An Improvement on the Christopher's Diary Series | Review: Beneath the Attic by V.C. Andrews

6:00 AM

Me: I'm never reading any of those new Dollanganger prequel books that Andrew Neiderman, as V.C. Andrews, puts out. Never, ever, ever. Coronavirus, 2020: Hey, it's a pandemic! You have to stay inside for the foreseeable future! Social distancing! The world is a dumpster fire! Me: Guess I'll read the new Dollanganger.

Beneath the Attic 
by V.C. Andrews
aka Andrew Neiderman 

Forbidden passions have shaped and haunted the Dollanganger family since their first novel—Flowers in the Attic—debuted forty years ago. Now discover how twisted the family roots truly are, and witness the clan’s origins as a result of one wild and complicated relationship. In this evocative and thrilling tale from New York Times bestselling author V.C. Andrews, see Corrine Dixon as a young girl and discover the fascinating family history of the Dollanganger clan.

Two generations before Corinne Foxworth locked her children in an attic, her grandmother, a gorgeous young girl named Corrine Dixon, is swept away by the charms of rich, sophisticated, and handsome Garland Foxworth. After discovering that she’s pregnant, Garland does what appears to be the honorable thing and marries her in a huge ceremony on the luxurious Foxworth Hall grounds. Both families fervently overlook the pregnancy, happy for a suitable resolution.

Now the mistress of a labyrinthine estate, Corrine discovers that nothing is what is seems. Garland is not the man once captivated by her charms, and she’s increasingly troubled by his infatuation with memories of his departed mother.

Can Corrine survive this strange new life? Or is her fate already sealed?

Explore the origins of the legendary Dollanganger family in this page-turning, gripping gothic thriller.

Beneath the Attic by V.C. Andrews 
Rating: ☆ (1.5)

Oh, boy. Mixed feelings galore! Where to begin, where to begin... Firstly, this novel felt like another unnecessary installment to the beloved Dollanganger Saga. It's no secret that I'm not altogether keen on the newer takes on the original four books; so it shouldn't come as a shock that I wasn't impressed by Beneath the Attic. And while Beneath the Attic was infinitely better than Secret Brother and Christopher's Diary, it was not something that particularly stuck out to me.

The good news: no incest.

The bad news: it is dreadfully boring and full of historical inaccuracies.

In-fact, Beneath the Attic adds very little to the original saga and lacks coherency when it comes to standing on its own. Out of all the plotlines and branches of the family tree, one has to wonder why this was the story that Neiderman went with. (When Cindy Sheffield and Bart Foxworth Jr. ARE RIGHT THERE.) The sole selling point of Beneath the Attic lay in the foreshadowing it may hold and not much else.
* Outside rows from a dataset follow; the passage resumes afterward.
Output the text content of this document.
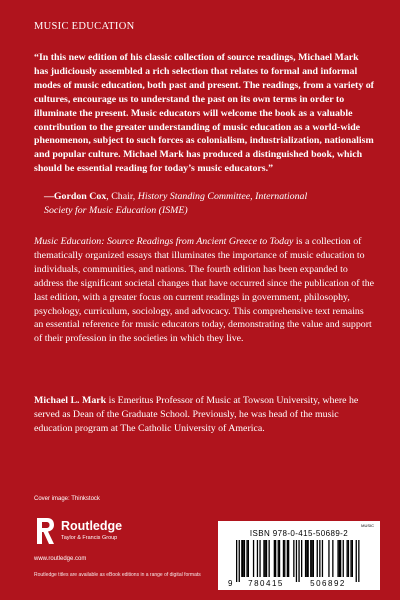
MUSIC EDUCATION

“In this new edition of his classic collection of source readings, Michael Mark has judiciously assembled a rich selection that relates to formal and informal modes of music education, both past and present. The readings, from a variety of cultures, encourage us to understand the past on its own terms in order to illuminate the present. Music educators will welcome the book as a valuable contribution to the greater understanding of music education as a world-wide phenomenon, subject to such forces as colonialism, industrialization, nationalism and popular culture. Michael Mark has produced a distinguished book, which should be essential reading for today’s music educators.”

—Gordon Cox, Chair, History Standing Committee, International
Society for Music Education (ISME)

Music Education: Source Readings from Ancient Greece to Today is a collection of thematically organized essays that illuminates the importance of music education to individuals, communities, and nations. The fourth edition has been expanded to address the significant societal changes that have occurred since the publication of the last edition, with a greater focus on current readings in government, philosophy, psychology, curriculum, sociology, and advocacy. This comprehensive text remains an essential reference for music educators today, demonstrating the value and support of their profession in the societies in which they live.

Michael L. Mark is Emeritus Professor of Music at Towson University, where he served as Dean of the Graduate School. Previously, he was head of the music education program at The Catholic University of America.

Cover image: Thinkstock
Routledge
Taylor & Francis Group
www.routledge.com
Routledge titles are available as eBook editions in a range of digital formats
MUSIC
ISBN 978-0-415-50689-2
9 780415	506892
Beneath the Attic starts off fairly well, albeit slowly, with the introduction of a young Corinne Dixon. You may recognize her name as she is Malcolm Foxworth's mother and Garland Foxworth's first wife. Previously, we knew of her only in passing as the woman who abandoned her family. And while Beneath the Attic promises to build on the relationship that Corinne and Garland had, it never really fulfills that. 

Instead, it paints an unlikable picture that doesn't quite fit what we know as canon. Picking up on the origins of the twisted, thorny family tree of the original series, Beneath the Attic offers readers the chance to return to Foxworth Hall, but it reads not unlike bad fan-fiction. Armed with the standard Neiderman-as-Andrews tropes, there is a lot of morally gray moments to witness as well as the usual cringe.

Neiderman continues the legacy of putting V.C. Andrews; many plot-twists and trigger warnings into a category of their own. Nothing says triggering like the V.C. Andrews backlist.  Beneath the Attic likely won't impress too many die-hard, tired fans of Flowers in the Attic, but it served its purpose as a quarantine and rainy day read well enough.